Away from the skyscrapers and concrete bulwarks that is Gurgaon (officially Gurugram), lies the Haryana district of Mewat.
At a distance of 45 kilometres from the cyber hub located in the National Capital Region, Mewat, now administratively known as Nuh, is one of Haryana’s youngest districts carved out of the Faridabad and Gurgaon districts in 2005.
For sometime now, Haryana has emerged as one of the top hubs of women’s football, possibly next to only Manipur and Odisha. Alakhpura FC, who have charted their own course to the Indian Women’s League, come entirely from one town in the state.
The state’s penchant for rewarding competence in sports with jobs in the public sector also produces a high number of sports persons. Mewat however, is more challenging ground.
Everyone’s a winner
In the Mewat Model Government School grounds on a relatively pleasant Tuesday afternoon, two teams in yellow and red square off for an hour on the pitch.

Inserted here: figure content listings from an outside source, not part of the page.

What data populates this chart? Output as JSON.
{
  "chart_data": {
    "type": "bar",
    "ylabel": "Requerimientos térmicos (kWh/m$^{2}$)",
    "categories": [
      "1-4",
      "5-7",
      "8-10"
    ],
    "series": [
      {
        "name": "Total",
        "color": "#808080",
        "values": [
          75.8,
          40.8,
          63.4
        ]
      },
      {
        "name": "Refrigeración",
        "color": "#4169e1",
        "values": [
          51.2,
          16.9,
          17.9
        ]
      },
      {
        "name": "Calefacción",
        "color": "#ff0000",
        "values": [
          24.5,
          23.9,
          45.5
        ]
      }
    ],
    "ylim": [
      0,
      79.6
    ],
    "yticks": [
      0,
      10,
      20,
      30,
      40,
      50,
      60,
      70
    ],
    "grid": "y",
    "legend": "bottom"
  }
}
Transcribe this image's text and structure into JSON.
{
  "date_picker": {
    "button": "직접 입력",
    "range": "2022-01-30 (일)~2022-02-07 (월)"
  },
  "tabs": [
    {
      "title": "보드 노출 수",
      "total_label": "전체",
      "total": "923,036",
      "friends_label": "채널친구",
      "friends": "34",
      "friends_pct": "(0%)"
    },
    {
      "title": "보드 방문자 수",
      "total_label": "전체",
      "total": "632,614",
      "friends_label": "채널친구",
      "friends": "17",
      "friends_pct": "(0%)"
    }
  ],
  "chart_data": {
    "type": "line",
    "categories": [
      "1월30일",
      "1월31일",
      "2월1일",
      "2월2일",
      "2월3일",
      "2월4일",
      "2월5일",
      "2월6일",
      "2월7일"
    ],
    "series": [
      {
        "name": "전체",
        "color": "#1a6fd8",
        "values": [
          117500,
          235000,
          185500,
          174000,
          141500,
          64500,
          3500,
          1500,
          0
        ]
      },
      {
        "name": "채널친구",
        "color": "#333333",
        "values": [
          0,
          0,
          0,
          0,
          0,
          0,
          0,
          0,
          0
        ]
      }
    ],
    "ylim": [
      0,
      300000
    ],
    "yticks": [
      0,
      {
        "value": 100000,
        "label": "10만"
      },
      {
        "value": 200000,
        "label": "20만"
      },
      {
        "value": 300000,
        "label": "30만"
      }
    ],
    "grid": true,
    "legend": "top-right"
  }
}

On the sides, the girls are cheered on by the boys, who had once told them that this was their ground.
This was a year ago. Since then, the young women have improved considerably on the field and have garnered the respect of their peers. Eventually, the team from Punhana wins by a solitary goal as the girls in yellow rush to congratulate the goalscorer.
On this day however, everyone’s a winner. The teams from the Firozpur Jhirka and Nuh tehsils are second and third. The Taoru and Nagina sides join in the festivities as well. The five teams exchange embraces as Mewat’s first-ever Under-12 girls football tournament concludes.
Saiba Choudhary, a coach and a D-licensee, speaks about the girls, “When we first came here in December 2016, they were shy. They had difficulties running straight. Gradually, they’ve picked up elementary stuff such as trapping the ball and passing it. Their improvement in a year has been remarkable.”
Mewat, a stiff challenge
Mewat, home to the Meo Muslims, is one of Haryana’s most marginalised districts. Sara Abdullah Pilot, a co-founder for the Centre for Equity and Inclusion (CEQUIN), speaks about Mewat’s challenges.
“We specifically picked Mewat because it was an area which was proving hard to break through to. NGO’s have been going there for years and have failed to make headway in a conservative, traditional and insular space,” she says.
One in every third girl child in the district is literate (36.6%), much lower than the state’s average (65.4%) and the dropout rates are alarmingly high. With a quarter of its population under the age of six, that is anything but good news.
Pilot and co-founder Lora Prabhu had decided in 2010 that sports and in particular, football, as an instrument of change, could be used a means of intervention for the girl child in economically backward areas. ‘Kickstart Equality’, launched with 25 girls in the Jamia Nagar region of Delhi has today expanded to 2,600 with Mewat witnessing it’s first-ever under-age tournament for women.
Somi, a member of the coaching team and herself a product of the Jamia project, says that the aim is to give back through football, “Now we’re much more confident. We’ve all got our degrees and AIFF D licenses. Some of us coach at places such as Hindustan FC and Bhaichung Bhutia Football Schools. Now we go to the girls houses, their families, try and convince them to send their girls.”
A ball and a field is all that matters
Almost 90% percent of Mewat lives in it’s rural base, where a chronic shortage of potable water and public transport has added immensely to the difficulties of ordinary women. Government schools are made inaccessible by a lack of transportation options and adequate sanitation facilities.
The girls at the tournament are all from government schools, but targeting out-of-school girls and integrating them also remains a priority, says Pilot. For Mewat, it’s low social indices often mean that one or two in a family of five or six is educated with preference being given to the male child.
In a year when the under-17 men have played their first-ever World Cup at home, the under-15 girls, coached by Maymol Rocky, also the coach of the senior women’s national team, finished runners-up at the SAFF Under-15 championship.
The entire budget of the women’s game stands at a fifth of the expenditure on the Under-17 team’s exposure tours alone and remains severely underfunded and deprived of more women coaches.
For the girls of Mewat however, a ball and a field is a release from their surroundings, and now an integral part of their being. From dawn till the break of school, the area between the two goalposts is all that matters.